Part III: Hatch-Paulsen “Gold Standard” HSA Bill Summary

On February 4, 2016, Sen. Orrin Hatch (R-UT) and Rep. Erik Paulsen (R-MN) introduced legislation (click on the bill numbers for the legislative language and other pertinent information: S. 2499 / H.R. 4469) that the HSA industry considers the “gold standard” for changes to the HSA program.  This is the third in a series of posts summarizing the provisions of the bill that I will post in the coming weeks.  Look for my future posts.

Part 3

Sec. 202 – Provisions Relating to Medicare

This section includes two provisions related to Medicare.  The first provision addresses the increasingly common issue of Medicare enrollment and the conflict it creates with HSA eligibility.  The second provision would help make Medicare Medical Savings Accounts (MSAs) work more like HSAs.
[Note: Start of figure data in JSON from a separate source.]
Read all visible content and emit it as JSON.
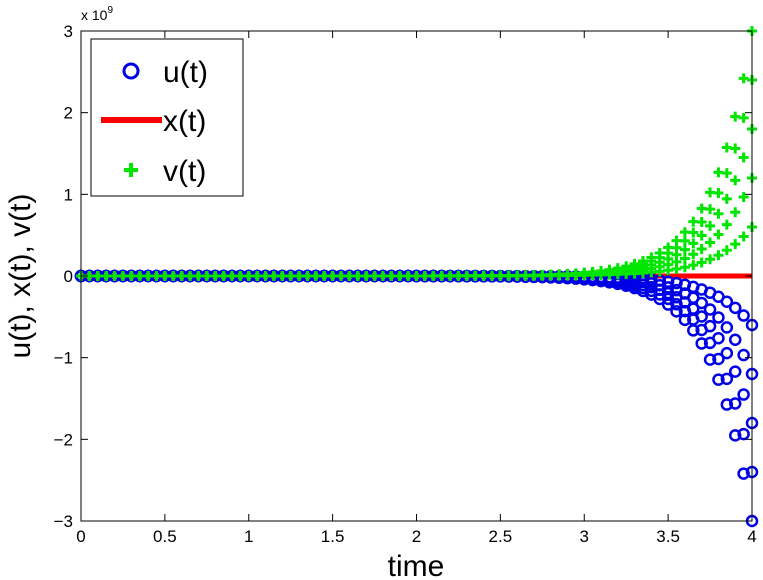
{
  "chart_data": {
    "type": "scatter",
    "title": "",
    "xlabel": "time",
    "ylabel": "u(t), x(t), v(t)",
    "y_exponent_label": "x 10",
    "y_exponent_power": "9",
    "xlim": [
      0,
      4
    ],
    "ylim": [
      -3,
      3
    ],
    "y_scale_factor": 1000000000,
    "xticks": [
      0,
      0.5,
      1,
      1.5,
      2,
      2.5,
      3,
      3.5,
      4
    ],
    "xtick_labels": [
      "0",
      "0.5",
      "1",
      "1.5",
      "2",
      "2.5",
      "3",
      "3.5",
      "4"
    ],
    "yticks": [
      -3,
      -2,
      -1,
      0,
      1,
      2,
      3
    ],
    "ytick_labels": [
      "−3",
      "−2",
      "−1",
      "0",
      "1",
      "2",
      "3"
    ],
    "grid": false,
    "legend_position": "top-left",
    "x_spacing": 0.05,
    "family_multipliers": [
      1,
      2,
      3,
      4,
      5
    ],
    "growth_rate": 4.3,
    "series": [
      {
        "name": "u(t)",
        "marker": "circle",
        "color": "#0000e6",
        "final_values": [
          -0.6,
          -1.2,
          -1.8,
          -2.4,
          -3.0
        ]
      },
      {
        "name": "x(t)",
        "marker": "line",
        "color": "#ff0000",
        "final_values": [
          0
        ]
      },
      {
        "name": "v(t)",
        "marker": "plus",
        "color": "#00e600",
        "final_values": [
          0.6,
          1.2,
          1.8,
          2.4,
          3.0
        ]
      }
    ]
  }
}
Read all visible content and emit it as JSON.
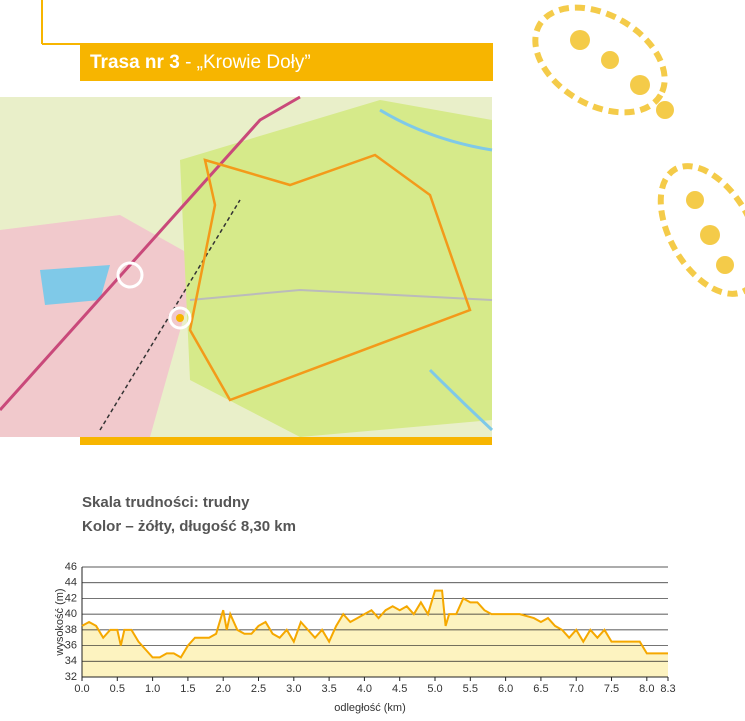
{
  "header": {
    "route_number": "Trasa nr 3",
    "route_name": "- „Krowie Doły”"
  },
  "info": {
    "difficulty": "Skala trudności: trudny",
    "color_length": "Kolor – żółty, długość 8,30 km"
  },
  "chart_data": {
    "type": "area",
    "xlabel": "odległość (km)",
    "ylabel": "wysokość (m)",
    "color": "#f5a800",
    "fill": "#fdf3c0",
    "x": [
      0.0,
      0.1,
      0.2,
      0.3,
      0.4,
      0.5,
      0.55,
      0.6,
      0.7,
      0.8,
      0.9,
      1.0,
      1.1,
      1.2,
      1.3,
      1.4,
      1.5,
      1.6,
      1.7,
      1.8,
      1.9,
      2.0,
      2.05,
      2.1,
      2.2,
      2.3,
      2.4,
      2.5,
      2.6,
      2.7,
      2.8,
      2.9,
      3.0,
      3.1,
      3.2,
      3.3,
      3.4,
      3.5,
      3.6,
      3.7,
      3.8,
      3.9,
      4.0,
      4.1,
      4.2,
      4.3,
      4.4,
      4.5,
      4.6,
      4.7,
      4.8,
      4.9,
      5.0,
      5.1,
      5.15,
      5.2,
      5.3,
      5.4,
      5.5,
      5.6,
      5.7,
      5.8,
      5.9,
      6.0,
      6.2,
      6.4,
      6.5,
      6.6,
      6.7,
      6.8,
      6.9,
      7.0,
      7.1,
      7.2,
      7.3,
      7.4,
      7.5,
      7.7,
      7.9,
      8.0,
      8.1,
      8.3
    ],
    "values": [
      38.5,
      39,
      38.5,
      37,
      38,
      38,
      36,
      38,
      38,
      36.5,
      35.5,
      34.5,
      34.5,
      35,
      35,
      34.5,
      36,
      37,
      37,
      37,
      37.5,
      40.5,
      38,
      40,
      38,
      37.5,
      37.5,
      38.5,
      39,
      37.5,
      37,
      38,
      36.5,
      39,
      38,
      37,
      38,
      36.5,
      38.5,
      40,
      39,
      39.5,
      40,
      40.5,
      39.5,
      40.5,
      41,
      40.5,
      41,
      40,
      41.5,
      40,
      43,
      43,
      38.5,
      40,
      40,
      42,
      41.5,
      41.5,
      40.5,
      40,
      40,
      40,
      40,
      39.5,
      39,
      39.5,
      38.5,
      38,
      37,
      38,
      36.5,
      38,
      37,
      38,
      36.5,
      36.5,
      36.5,
      35,
      35,
      35
    ],
    "xlim": [
      0,
      8.3
    ],
    "ylim": [
      32,
      46
    ],
    "xticks": [
      {
        "value": 0,
        "label": "0.0"
      },
      0.5,
      {
        "value": 1,
        "label": "1.0"
      },
      1.5,
      {
        "value": 2,
        "label": "2.0"
      },
      2.5,
      {
        "value": 3,
        "label": "3.0"
      },
      3.5,
      {
        "value": 4,
        "label": "4.0"
      },
      4.5,
      {
        "value": 5,
        "label": "5.0"
      },
      5.5,
      {
        "value": 6,
        "label": "6.0"
      },
      6.5,
      {
        "value": 7,
        "label": "7.0"
      },
      7.5,
      {
        "value": 8,
        "label": "8.0"
      },
      8.3
    ],
    "yticks": [
      32,
      34,
      36,
      38,
      40,
      42,
      44,
      46
    ],
    "grid": true
  }
}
Regarding the first provision, current HSA law prohibits individuals enrolled in any part of Medicare from HSA eligibility.  This means they cannot continue to make contributions to their HSA for any month following their enrollment in Medicare.  In the year someone enrolls in Medicare, they will likely have to pro-rate their HSA contribution (including catch-up contribution) for the year if their Medicare enrollment is effective any day other than January 1.  If their Medicare enrollment begins January 1, they will be ineligible to contribute to their HSA for the entire year.

The most common part of Medicare that people enroll in is Medicare Part A (the part that covers inpatient hospital stays and related services).  For most people, Part A is free (i.e., no premium) and comes automatically around the time you turn age 65.  But Medicare Part A has its own deductible of $1,288 (for 2016).  Even worse, the deductible is not a calendar year deductible but a “per benefit period” deductible, which means someone could pay the deductible more than once if they are hospitalized several times during the year.

Since the deductible is so close to the minimum deductible for HSA-qualified plans, it makes sense to allow people who are enrolled only in Medicare Part A to maintain their HSA eligibility.  But the law needs to be change to allow them to do so, and that’s what this provision does.  If the law is not changed, some people would have to give up their Social Security benefits as this is the only way they can avoid enrollment in Medicare Part A.

The second provision would allow Medicare beneficiaries covered by Medicare MSA plans through the Medicare Advantage program to contribute their own money to their MSAs, which are similar to HSAs.  MSA plans are health plans with high deductibles that allow beneficiaries to receive tax-free contributions from the federal government to their MSA.  However, the government contribution is significantly lower than the plan deductible, and the beneficiary may not contribute any of their own money to fill in the gap.  This provision would allow beneficiaries enrolled in Medicare MSA plans to contribute their own tax-deductible money to their MSAs to cover the annual shortfall.